L ast Tuesday evening a couple friends and I were watching Obama’s latest State of the Union. Sometime during the speech one of my buddy’s, a staunch conservative, piped up with a comment regarding the shade of Obama’s gray hair while in front of cameras, as opposed to his hair shade of gray while off camera. As I should have foreseen, knowing all too well that we live in an argument-based culture, other friends of mine in the room took this as an attack on the Obama administration as a whole. Welcome to America.
A cacophony suddenly erupted in my apartment. Everyone began arguing over Obama and the nature and success of his administration. A stupid hair shade comment exploded into a tense, political debate. Everyone behaved as if they “have it right”. I got the feeling that most people in the room weren’t even listening to what the others had to say.

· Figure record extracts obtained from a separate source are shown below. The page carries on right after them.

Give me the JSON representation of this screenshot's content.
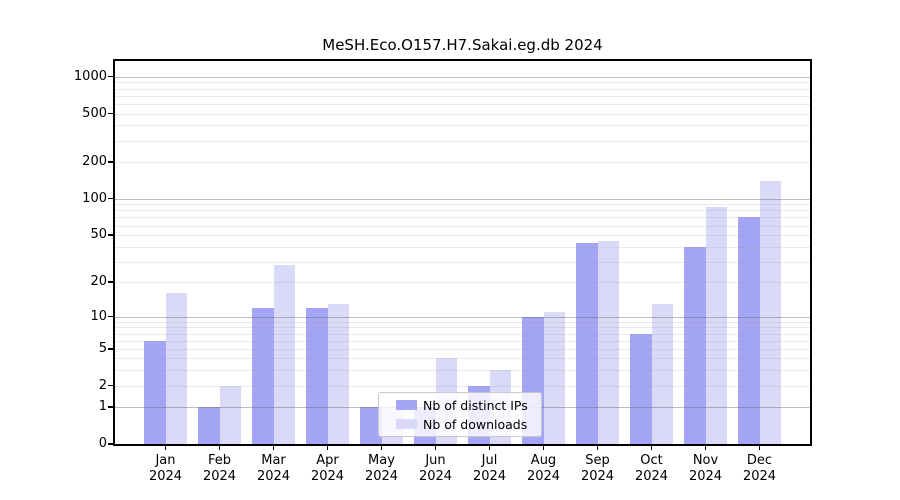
{
  "figure": {
    "background": "#ffffff",
    "plot_border_color": "#000000"
  },
  "chart_data": {
    "type": "bar",
    "title": "MeSH.Eco.O157.H7.Sakai.eg.db 2024",
    "categories": [
      "Jan",
      "Feb",
      "Mar",
      "Apr",
      "May",
      "Jun",
      "Jul",
      "Aug",
      "Sep",
      "Oct",
      "Nov",
      "Dec"
    ],
    "category_year": "2024",
    "series": [
      {
        "name": "Nb of distinct IPs",
        "color": "#a5a5f5",
        "values": [
          6,
          1,
          12,
          12,
          1,
          1,
          2,
          10,
          43,
          7,
          40,
          70
        ]
      },
      {
        "name": "Nb of downloads",
        "color": "#dadaf8",
        "values": [
          16,
          2,
          28,
          13,
          1,
          4,
          3,
          11,
          45,
          13,
          85,
          140
        ]
      }
    ],
    "xlabel": "",
    "ylabel": "",
    "yscale": "log1p",
    "ylim": [
      0,
      1350
    ],
    "yticks_labeled": [
      0,
      1,
      2,
      5,
      10,
      20,
      50,
      100,
      200,
      500,
      1000
    ],
    "yticks_major_gridlines": [
      1,
      10,
      100,
      1000
    ],
    "yticks_minor_gridlines": [
      2,
      3,
      4,
      5,
      6,
      7,
      8,
      9,
      20,
      30,
      40,
      50,
      60,
      70,
      80,
      90,
      200,
      300,
      400,
      500,
      600,
      700,
      800,
      900
    ],
    "grid": true,
    "legend": {
      "position": "lower-center-inside",
      "labels": [
        "Nb of distinct IPs",
        "Nb of downloads"
      ]
    }
  }
}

So, as I stood there drinking my beer trying to wrap my head around the senseless chaos surrounding me, I couldn’t help asking myself: How can any of these people really know what they are talking about?
So that was that. A few days went by, and it wasn’t until I sat down to write my weekly column one afternoon, that I remembered: How did any of those people really know what they were talking about? In search of a potential answer to my question, one of the first things that came to my mind was a study I read not too long ago on ethics. I found the 1980’s study by Phillip Paterson in a book titled, Media Ethics: Issues and Cases. One would assume (as I did) that voters learn about candidates primarily through fact-based news. Interestingly, Patterson found that this was not the case at all. Most voters admitted learning more about their candidate from advertising than they did from news.
I also discovered that nowadays, presidential campaigns place ads only in contested states. As a result, many voters get very little exposure to even the limited and one-sided information that comes from ads. So what about the Internet with regards to a campaign trail, I wondered.
Web sites have become increasingly important over the past decade with regards to politics. However, since these sites are under the control of the candidate, and are not restricted by constraints of completeness or objectivity, they too must be considered as advertising. Today, more than 30 years after the first study discovered this voter trend, many would conclude that advertising is still the main source of information that most voters use and want.
Part of this problem seems to stem from Journalistic practice itself. News about elections and government officials mostly emphasize strategy and tactics rather than issue stands. A great example comes from an article by Alexander Burns of POLITICO.com, titled “Barack Obama’s 2012 plan: ‘Kill Romney’ (1)
Barack Obama’s aides and advisers are preparing to center the president’s re-election campaign on a ferocious personal assault on Mitt Romney’s character and his business back-ground, a strategy based in early stage expectation that the former Massachusetts governor is the likely GOP nominee.
The Obama administration’s campaign strategy describes forcing voters who want to become informed about policy choices to default. They have to get their information from the usual “negative” or “attack” ads. This can be done, in part, because policy information is largely missing from news. Stories in “the news” lay far too much emphasis on polls, electability, popularity, and character. Given what I found, it’s easy to see how a candidate’s “flaws and weak-nesses” are the only things voters are exposed to.
I feel the pressing issue here is whether people in this day and age have the access they need to get acquainted with a candidate deeply enough to acquire an informed opinion.
I really don’t think people can. Why? Because today, as Paterson would say, candidates are experts in “photo opportunity” and “the Rose Garden Strategy”. Both are designed to prevent anything but the most meticulously scripted candidate contact with the voting public.
The concept of “public servant” is supposed to be the actual working title of people elected through the political process. But it has been displaced in American culture by a concept of our “politician”. Making matters worse, our conceptual “politician” is synonymous with “crook” or “liar”. This conceptual shift is strengthened by images from popular culture in films like Mr. Smith Goes to Washington and All the King’s Men. (2)
Perhaps my limited knowledge of politics and journalism has made me completely miss the mark here. Though, I can’t deny that my reasoning in this article is at least somewhat sound. So consider this food for thought, my dear reader, and ask yourself: can we really know who, or what we are voting for in this day and age? Should changes be made to reverse this muddled way in which so many people around the world receive information about politics?
Perhaps then, a public official’s hair shade may not be important enough to send college students into a mindless argument over successful policy and issue platforms.
2. Patterson, Philip, and Lee Wilkins. Learning About Leaders And Their Character. Media Ethics: Issues and Cases. New York: McGraw-Hill, 2011. Print.